Us normal people won't see a cent. LCD prices will probably stay the same or close to it until the market floods over and newer technology [OLCDs] replace it.
If you want free money, go into politics.
Well all the fines goto the USA ONLY all the rest of the world will have to pay for that, the USA should play fair and SHARE! Either that or the rest of the world should pass laws requiring the US pay a share of each fine to them, if they don't maybe any US citizen found could just be locked up for the failure of their government to play fair.
One rule for one, one for another................
Well the good old USA dose it again, all the money going to the USA, why not share as the rest of the world will end up paying. Maybe every country in the world should pass a bill like the sherman, maybe to tackle the USA based SPAM kings, how can the Americans pass a bill to "legalise" spamming of users throughout the world and yet not take action. My bill would go like this;
Hey American ISP, you provide an internet connection to a spammer who directly or indirectly used it to send or cause me to be spammed. Give me $10,000 or you goto prison in (let me think) Afghanistan, and you can make your own way home afterwards.

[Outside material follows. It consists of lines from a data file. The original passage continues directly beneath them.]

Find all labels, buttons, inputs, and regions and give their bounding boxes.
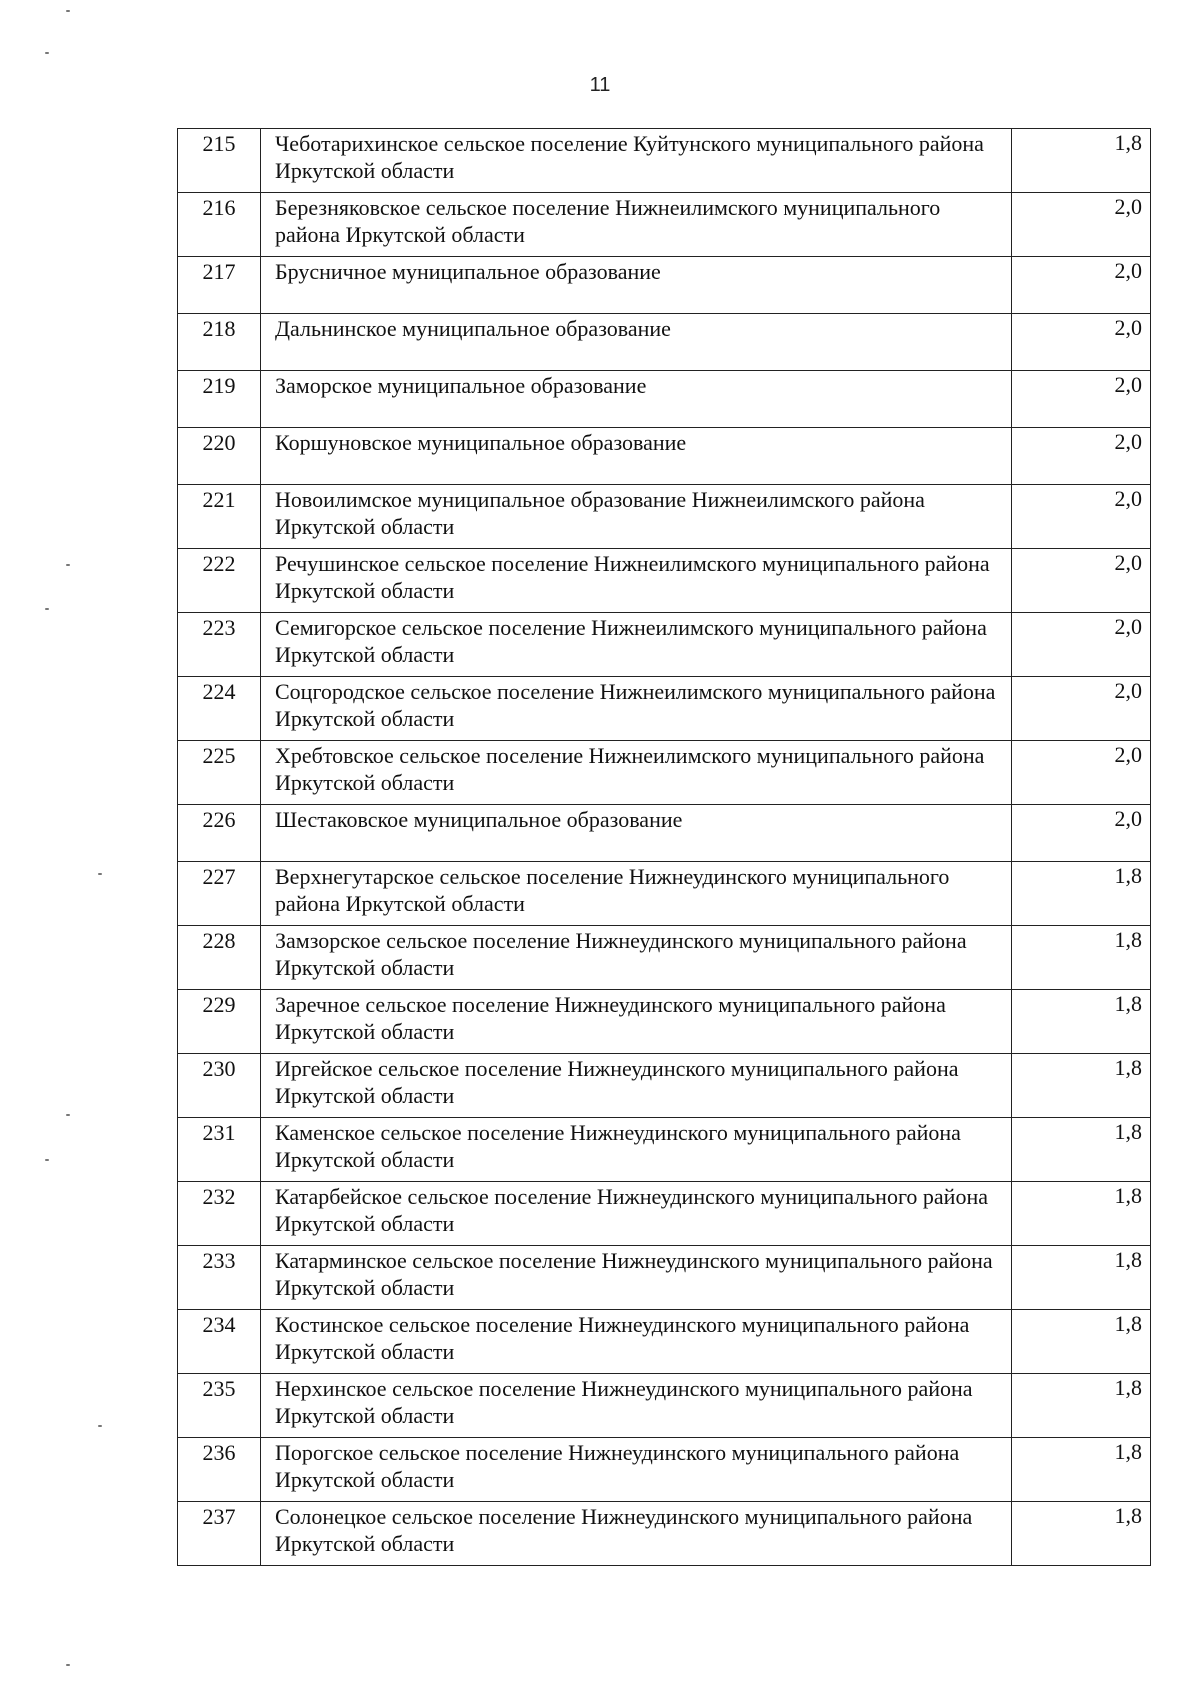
row-value: 2,0 <box>1012 428 1151 485</box>
row-value: 2,0 <box>1012 485 1151 549</box>
scan-speck <box>66 1664 70 1666</box>
row-number: 215 <box>178 129 261 193</box>
row-value: 1,8 <box>1012 1182 1151 1246</box>
row-value: 2,0 <box>1012 314 1151 371</box>
row-name: Речушинское сельское поселение Нижнеилимского муниципального района Иркутской области <box>261 549 1012 613</box>
row-value: 1,8 <box>1012 1054 1151 1118</box>
row-value: 1,8 <box>1012 1118 1151 1182</box>
row-number: 223 <box>178 613 261 677</box>
table-row <box>178 257 1151 314</box>
row-value: 1,8 <box>1012 1502 1151 1566</box>
row-name: Каменское сельское поселение Нижнеудинского муниципального района Иркутской области <box>261 1118 1012 1182</box>
table-row <box>178 371 1151 428</box>
row-name: Коршуновское муниципальное образование <box>261 428 1012 485</box>
table-row <box>178 129 1151 193</box>
row-value: 1,8 <box>1012 1310 1151 1374</box>
row-name: Нерхинское сельское поселение Нижнеудинского муниципального района Иркутской области <box>261 1374 1012 1438</box>
table-row <box>178 1118 1151 1182</box>
table-row <box>178 485 1151 549</box>
row-number: 232 <box>178 1182 261 1246</box>
row-number: 229 <box>178 990 261 1054</box>
row-name: Семигорское сельское поселение Нижнеилимского муниципального района Иркутской области <box>261 613 1012 677</box>
scan-speck <box>66 10 70 12</box>
row-name: Иргейское сельское поселение Нижнеудинского муниципального района Иркутской области <box>261 1054 1012 1118</box>
row-name: Порогское сельское поселение Нижнеудинского муниципального района Иркутской области <box>261 1438 1012 1502</box>
row-number: 222 <box>178 549 261 613</box>
page-number: 11 <box>589 74 611 96</box>
row-name: Брусничное муниципальное образование <box>261 257 1012 314</box>
row-value: 1,8 <box>1012 990 1151 1054</box>
row-value: 2,0 <box>1012 193 1151 257</box>
row-name: Костинское сельское поселение Нижнеудинского муниципального района Иркутской области <box>261 1310 1012 1374</box>
row-value: 1,8 <box>1012 926 1151 990</box>
row-number: 226 <box>178 805 261 862</box>
row-number: 236 <box>178 1438 261 1502</box>
scan-speck <box>45 1159 49 1161</box>
row-number: 227 <box>178 862 261 926</box>
table-row <box>178 1182 1151 1246</box>
row-name: Соцгородское сельское поселение Нижнеилимского муниципального района Иркутской области <box>261 677 1012 741</box>
row-name: Катарбейское сельское поселение Нижнеудинского муниципального района Иркутской области <box>261 1182 1012 1246</box>
scan-speck <box>45 52 49 54</box>
table-row <box>178 613 1151 677</box>
scan-speck <box>98 873 102 875</box>
row-value: 2,0 <box>1012 805 1151 862</box>
scan-speck <box>66 1114 70 1116</box>
row-name: Чеботарихинское сельское поселение Куйтунского муниципального района Иркутской области <box>261 129 1012 193</box>
table-row <box>178 1310 1151 1374</box>
table-row <box>178 1502 1151 1566</box>
row-number: 220 <box>178 428 261 485</box>
row-number: 219 <box>178 371 261 428</box>
row-number: 233 <box>178 1246 261 1310</box>
row-number: 218 <box>178 314 261 371</box>
table-row <box>178 193 1151 257</box>
row-name: Заречное сельское поселение Нижнеудинского муниципального района Иркутской области <box>261 990 1012 1054</box>
row-value: 2,0 <box>1012 371 1151 428</box>
table-row <box>178 549 1151 613</box>
row-name: Хребтовское сельское поселение Нижнеилимского муниципального района Иркутской области <box>261 741 1012 805</box>
row-number: 237 <box>178 1502 261 1566</box>
table-row <box>178 1374 1151 1438</box>
row-name: Дальнинское муниципальное образование <box>261 314 1012 371</box>
table-row <box>178 428 1151 485</box>
row-name: Березняковское сельское поселение Нижнеилимского муниципального района Иркутской области <box>261 193 1012 257</box>
scan-speck <box>98 1425 102 1427</box>
row-value: 2,0 <box>1012 257 1151 314</box>
table-row <box>178 314 1151 371</box>
row-value: 2,0 <box>1012 549 1151 613</box>
row-name: Новоилимское муниципальное образование Нижнеилимского района Иркутской области <box>261 485 1012 549</box>
table-row <box>178 1438 1151 1502</box>
row-value: 2,0 <box>1012 741 1151 805</box>
row-value: 1,8 <box>1012 862 1151 926</box>
row-name: Замзорское сельское поселение Нижнеудинского муниципального района Иркутской области <box>261 926 1012 990</box>
row-number: 234 <box>178 1310 261 1374</box>
table-row <box>178 741 1151 805</box>
row-value: 2,0 <box>1012 613 1151 677</box>
row-name: Солонецкое сельское поселение Нижнеудинского муниципального района Иркутской области <box>261 1502 1012 1566</box>
scan-speck <box>66 564 70 566</box>
row-name: Верхнегутарское сельское поселение Нижнеудинского муниципального района Иркутской области <box>261 862 1012 926</box>
row-number: 235 <box>178 1374 261 1438</box>
row-number: 231 <box>178 1118 261 1182</box>
row-name: Шестаковское муниципальное образование <box>261 805 1012 862</box>
table-row <box>178 926 1151 990</box>
row-name: Заморское муниципальное образование <box>261 371 1012 428</box>
municipality-table <box>177 128 1151 1566</box>
table-row <box>178 990 1151 1054</box>
row-name: Катарминское сельское поселение Нижнеудинского муниципального района Иркутской области <box>261 1246 1012 1310</box>
row-value: 1,8 <box>1012 1374 1151 1438</box>
row-value: 1,8 <box>1012 129 1151 193</box>
row-number: 216 <box>178 193 261 257</box>
table-row <box>178 862 1151 926</box>
row-number: 230 <box>178 1054 261 1118</box>
table-row <box>178 1246 1151 1310</box>
table-row <box>178 677 1151 741</box>
row-number: 217 <box>178 257 261 314</box>
row-number: 221 <box>178 485 261 549</box>
scan-speck <box>45 608 49 610</box>
table-row <box>178 805 1151 862</box>
row-value: 1,8 <box>1012 1246 1151 1310</box>
row-value: 1,8 <box>1012 1438 1151 1502</box>
row-number: 224 <box>178 677 261 741</box>
row-value: 2,0 <box>1012 677 1151 741</box>
row-number: 225 <box>178 741 261 805</box>
row-number: 228 <box>178 926 261 990</box>
table-row <box>178 1054 1151 1118</box>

That one would get my vote, but to be serious the Americans are hypocrites, as long as it's not in their back yard or affecting the price/supply of oil they don't give a toss.
If I where them I'd use the defence that I did it because I don't like them, not to rip them off.
One rule for one, one for another................
There is nothing preventing other countries from conducting their own investigations and imposing their own fines/sentences. And, actually, they can use the US court case(s) as a basis for their trials and have most of the work done for them.